- Born: Muhammad Akaro Mainoma September 26, 1965(56 years)
- Origin: Ahmadu Bello university.
- Occupations: Professor of Accounting and finance From University of Abuja Also a Vice chancellor of Nassarawa State University, Keffi, Nassarawa.

= Muhammad Akaro Mainoma =

Mohammed Akaro Mainoma is a professor of Accounting and Finance from University of Abuja. He is the immediate past Vice Chancellor of Nasarawa State University, Keffi, Nassarawa.
He is recently appointed as the President of the Association of National Accountants of Nigeria.

== Early life and education ==
Mainoma was born on September 26, 1965. He started his education at Dunama Primary School, Lafia, and attended Government Secondary School, Miango.

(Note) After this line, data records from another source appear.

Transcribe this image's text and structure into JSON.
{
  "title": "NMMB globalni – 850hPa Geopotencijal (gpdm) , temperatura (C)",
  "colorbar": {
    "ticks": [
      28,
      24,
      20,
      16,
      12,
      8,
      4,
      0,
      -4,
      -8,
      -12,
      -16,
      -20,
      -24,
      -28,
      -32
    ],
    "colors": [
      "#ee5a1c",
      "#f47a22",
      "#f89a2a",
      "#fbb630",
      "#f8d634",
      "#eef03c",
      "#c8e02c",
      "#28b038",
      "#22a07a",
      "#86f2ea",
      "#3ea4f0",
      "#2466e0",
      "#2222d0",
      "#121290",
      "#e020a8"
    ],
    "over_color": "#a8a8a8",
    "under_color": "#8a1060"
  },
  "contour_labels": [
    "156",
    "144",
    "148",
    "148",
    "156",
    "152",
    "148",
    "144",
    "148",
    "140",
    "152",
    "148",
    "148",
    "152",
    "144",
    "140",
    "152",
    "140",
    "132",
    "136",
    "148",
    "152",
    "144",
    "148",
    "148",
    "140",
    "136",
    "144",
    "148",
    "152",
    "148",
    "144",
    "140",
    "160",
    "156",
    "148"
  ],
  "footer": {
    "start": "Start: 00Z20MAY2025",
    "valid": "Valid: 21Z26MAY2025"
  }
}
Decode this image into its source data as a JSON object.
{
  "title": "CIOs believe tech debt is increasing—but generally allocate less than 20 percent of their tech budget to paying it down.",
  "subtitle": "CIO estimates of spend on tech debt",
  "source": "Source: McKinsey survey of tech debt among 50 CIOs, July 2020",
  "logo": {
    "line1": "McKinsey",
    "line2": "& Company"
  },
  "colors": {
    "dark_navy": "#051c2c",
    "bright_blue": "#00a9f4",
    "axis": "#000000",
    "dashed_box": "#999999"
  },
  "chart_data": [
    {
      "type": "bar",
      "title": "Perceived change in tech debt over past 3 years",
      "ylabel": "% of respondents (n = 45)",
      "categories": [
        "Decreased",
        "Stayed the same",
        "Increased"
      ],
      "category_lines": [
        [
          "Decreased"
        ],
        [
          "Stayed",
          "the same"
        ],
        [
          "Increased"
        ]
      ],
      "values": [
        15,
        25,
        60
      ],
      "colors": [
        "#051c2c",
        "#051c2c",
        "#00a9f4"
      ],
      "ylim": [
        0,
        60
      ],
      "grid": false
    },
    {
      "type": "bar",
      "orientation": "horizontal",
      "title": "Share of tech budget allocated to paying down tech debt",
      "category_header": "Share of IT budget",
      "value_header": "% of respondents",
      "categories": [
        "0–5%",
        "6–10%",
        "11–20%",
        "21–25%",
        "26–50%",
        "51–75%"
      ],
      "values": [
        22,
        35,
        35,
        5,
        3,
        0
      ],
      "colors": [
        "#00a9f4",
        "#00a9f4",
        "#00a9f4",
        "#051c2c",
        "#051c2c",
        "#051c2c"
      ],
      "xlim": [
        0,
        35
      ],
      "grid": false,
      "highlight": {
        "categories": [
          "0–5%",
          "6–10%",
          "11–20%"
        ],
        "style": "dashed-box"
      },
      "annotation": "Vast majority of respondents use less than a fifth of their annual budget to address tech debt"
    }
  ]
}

He went to Ahmadu Bello University Zaria, Southern University Baton Rouge, University of Pittsburgh and University College Cork, Ireland. He holds B.Sc. Accounting, M.Sc. Accounting and Finance, Masters in Public Sector Accounting, from Nasarawa State University, Keffi, and Ph.D. in finance from the University of Abuja. He also holds an M.Sc. Accounting and Finance and Ph.D. from the Nigerian Defence Academy.

== Career ==
In 1990, he worked at Niger State Supply Company Ltd. He also worked with the NCR (NIG) PLC as a Planning Executive. Then in 1992, he join Ahmadu Bello University, Zaria.

== Membership and fellowship ==
He is a member of The Academy of Management Nigeria (TAMN). He is also a member Nigerian Institute of Management (NIM), Nigerian Economic Society (NES). He is a fellow of Association of National Accountants of Nigeria (ANAN) and Chartered Institute of Taxation of Nigeria (CITN). He lectured at Ahmadu Bello University, Zaria. He served as Commissioner for Finance, Nasarawa State between 2011 and 2013.
He was the President of the Nigerian Accounting Association (2002–2012). He is a President of the Institute of Financial and Investment Analysts (IFIAN). He was a council member of the Nigerian Accounting Standard Board (NASB) (now the Financial Reporting Council of Nigeria). He is a Member of the Nasarawa State Governing Council representing Senate, the Governing Council of Association of National Accountants of Nigeria (ANAN) and Chartered Institute of Taxation of Nigeria (CITN). He is a member of ICT University Balori Rouge USA and International Association of Accounting Educators and Researchers.